朝一のチケット販売開始時刻(上映開始40分前)より前に行ったのにもう販売が始まってて私の指定席最前列ド真ん中・右が取られてた。おそらく暑い中(あと雨とか)外に並ばせるのは気の毒だからみたいな感じで建物内に入れて列形成させ、その流れでなし崩し(誤用)に早めに販売開始しちゃったみたいなことだと思うが、客を甘やかすな! 外に並ばせとけ! と言いたい。いや外に並んでたとしても私が行った時点で前にいた人が席取ってたことは変わりないんですけど。はい。八つ当たりです。そのすぐ隣の最前列真ん中・左に座れたから実質問題はないんですけどね。
『落下の王国』/『ぼくのエリ 200歳の少女』
『落下の王国』はミリ知ら状態で観たけど、面白い! あれだ、完全にウィリアム・ゴールドマンの『プリンセス・ブライド』だな。プリンセスブライドの原作が好きで、映画は原作を読む前に一回観たきりなんだけど。
なんつっても映像美が凄いので、それだけで延々観ていられる。鈴木清順みたいな画づくり(映画ボキャブラリが貧困)。やっぱ画だけで見られるのが映画の強度だな。製作国がインド・イギリス・アメリカとなっていて20ヶ国以上でロケしたとのことでエンディングにもバリとかフィジーとか南米とかいろんな撮影班がクレジットされてた。ド頭にデビッド・フィンチャーとスパイク・ジョーンズの名前が出るのでフィンチャー案件だったのか! と思ったがあまり関係なかった模様。

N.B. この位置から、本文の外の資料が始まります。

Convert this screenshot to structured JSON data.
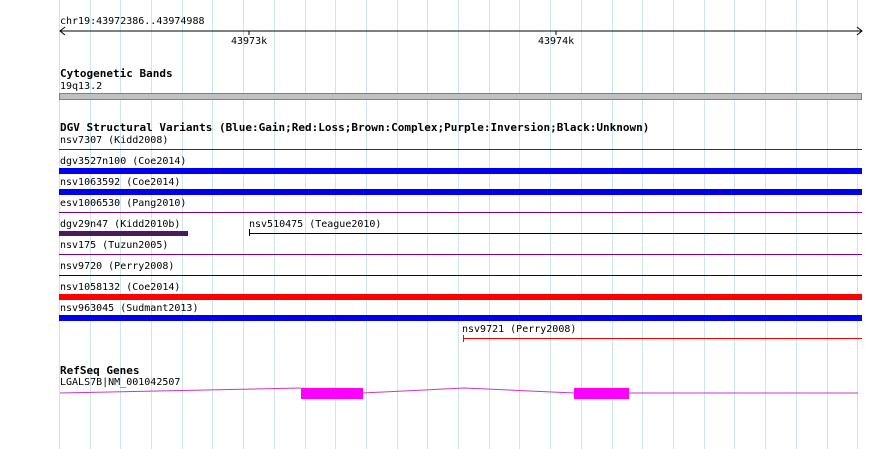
{
  "ruler": {
    "region": "chr19:43972386..43974988",
    "tick_labels": [
      "43973k",
      "43974k"
    ]
  },
  "cytoband": {
    "title": "Cytogenetic Bands",
    "label": "19q13.2",
    "color": "#c0c0c0"
  },
  "dgv": {
    "title": "DGV Structural Variants (Blue:Gain;Red:Loss;Brown:Complex;Purple:Inversion;Black:Unknown)",
    "colors": {
      "gain": "#0000ee",
      "loss": "#ff0000",
      "complex": "#5a1a1a",
      "inversion": "#800080",
      "unknown": "#000000"
    },
    "variants": [
      {
        "id": "v1",
        "label": "nsv7307 (Kidd2008)",
        "type": "inversion"
      },
      {
        "id": "v2",
        "label": "dgv3527n100 (Coe2014)",
        "type": "gain"
      },
      {
        "id": "v3",
        "label": "nsv1063592 (Coe2014)",
        "type": "gain"
      },
      {
        "id": "v4",
        "label": "esv1006530 (Pang2010)",
        "type": "inversion"
      },
      {
        "id": "v5",
        "label": "dgv29n47 (Kidd2010b)",
        "type": "complex"
      },
      {
        "id": "v6",
        "label": "nsv510475 (Teague2010)",
        "type": "unknown"
      },
      {
        "id": "v7",
        "label": "nsv175 (Tuzun2005)",
        "type": "inversion"
      },
      {
        "id": "v8",
        "label": "nsv9720 (Perry2008)",
        "type": "gain"
      },
      {
        "id": "v9",
        "label": "nsv1058132 (Coe2014)",
        "type": "loss"
      },
      {
        "id": "v10",
        "label": "nsv963045 (Sudmant2013)",
        "type": "gain"
      },
      {
        "id": "v11",
        "label": "nsv9721 (Perry2008)",
        "type": "loss"
      }
    ]
  },
  "refseq": {
    "title": "RefSeq Genes",
    "gene_label": "LGALS7B|NM_001042507",
    "color": "#ff00ff",
    "intron_color": "#cc33cc"
  }
}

おとぎ話パートの登場人物が現実パートの人物に対応してるんだなという趣向はわかるのだが、正直メイクとか変わると誰が誰だかわからん人も多かった。現実のほうではあまり印象に残らない人物も多いし。
後半はちゃんと両パートがシンクロして綺麗に終わっていて逆に拍子抜けした。プリンセス・ブライドは(原作は)酷いアンチクライマックスだったからな……。ていうか言うほどプリンセス・ブライドじゃないね!?
『ぼくのエリ』は(以下ネタバレ)、もっとリリカルな青春映画かと思ったらちゃんと吸血鬼ホラーしてた。招かれないと(家主の許可を得ないと)家に入れないとか、鏡に写らないとか、日光にあたると燃え上がるとか。

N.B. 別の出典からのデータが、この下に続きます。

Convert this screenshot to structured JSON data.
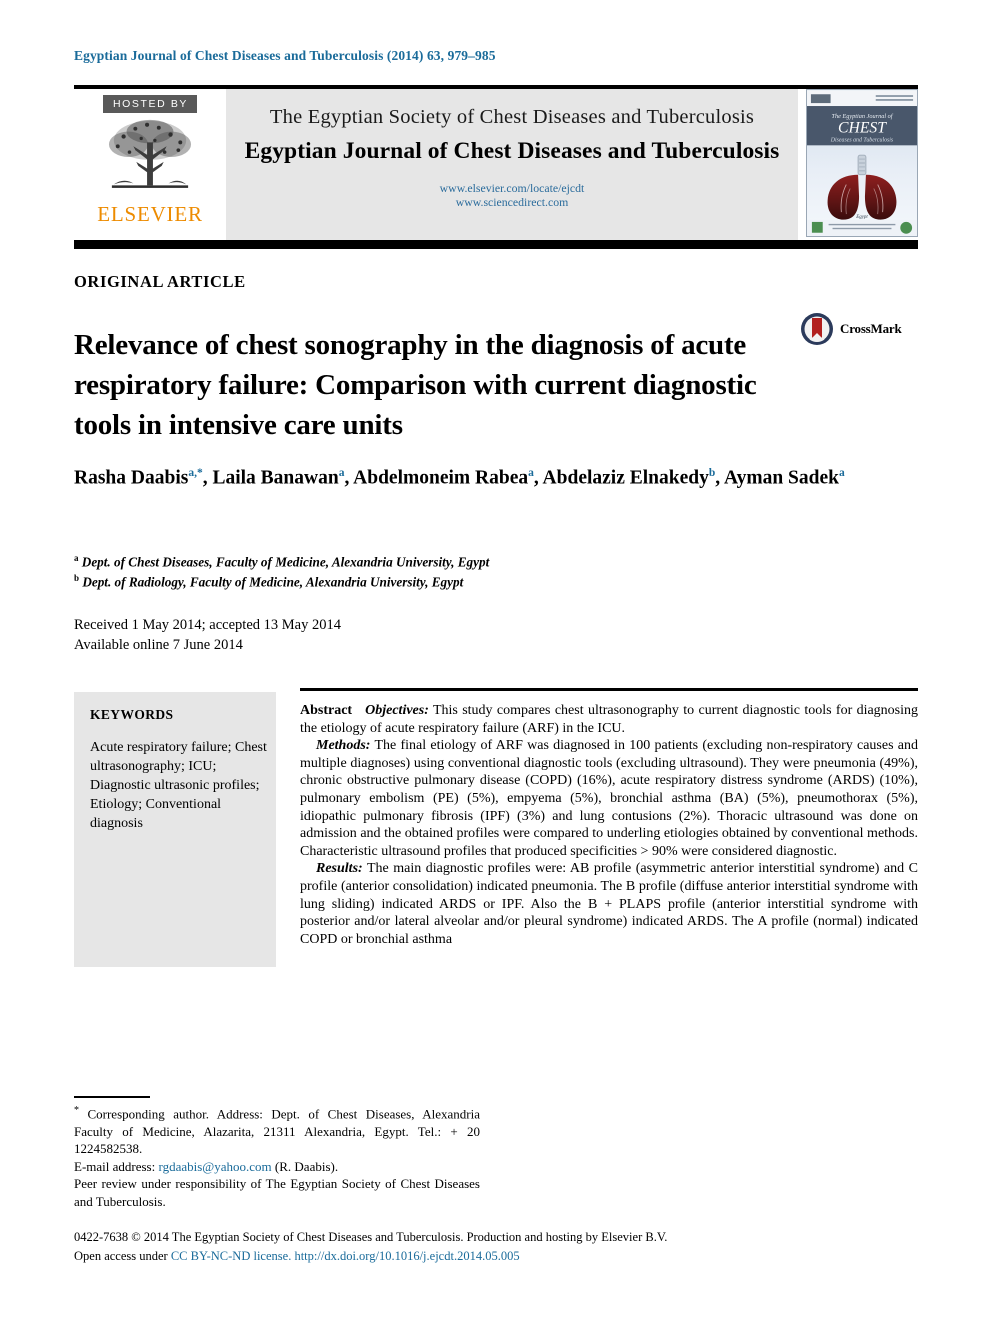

押井守がこの本で、「主人公がエリの陰部を見て正体に気づくシーンがあるが、日本公開版は修正が入ってるのでわからないのが大問題」と言うてたのだが、要するにエリは女の子だと思ってたら男だったというオチなのだが、実際に観ると「私が女の子じゃなくても好き?」とか「女の子じゃないからつきあえない」とか、ご丁寧に2回もセリフで示唆しているのでその意味でそこまで衝撃のシーンてわけでもない気がした。まあそういった予備知識があったからそう思ったのかもしれないけど。むしろその陰部の消しがスクラッチで最小限だけ隠す画なので、男だとしてチン○を隠してるにしては小さすぎないか? と気になった。実際の画は「去勢された手術跡」らしいのでそれは少し気になる。でもそんなもんパッと1秒弱くらい見せられてわかるもんなのか?
最初にエリと暮らしてたオッサンも若い頃から一緒で自分だけ歳とったなれの果てがあれなのかな、とかも気になったが映画では不明。吸血鬼ものってそっちがメインじゃないかと思うのだが、原作者自ら脚色したのがこの映画らしいので見せたいのはそれじゃなかったのか。原作小説を読んでみたくなったがハヤカワ文庫で上下巻、しかも電子版がない。『MORSE -モールス-』ってタイトルもどうかと思う。モールス信号はちゃんと使ってたけど! ていうか邦題の『~200歳の少女』もウソじゃねえかっていう。あと監督のトーマス・アルフレッドソンって『裏切りのサーカス』の人だった。それも意外! この叙情性とスパイ映画と真逆じゃん、と思ったが押井守に言わせると「北欧独特の宗教的な抑圧」が共通しているとか。これはブルーレイ持ってるからもう一度観てみるか。
いや押井守に毒されすぎだろと自分でも思うが、「映画を語る押井守」は本当に面白いから仕方ない。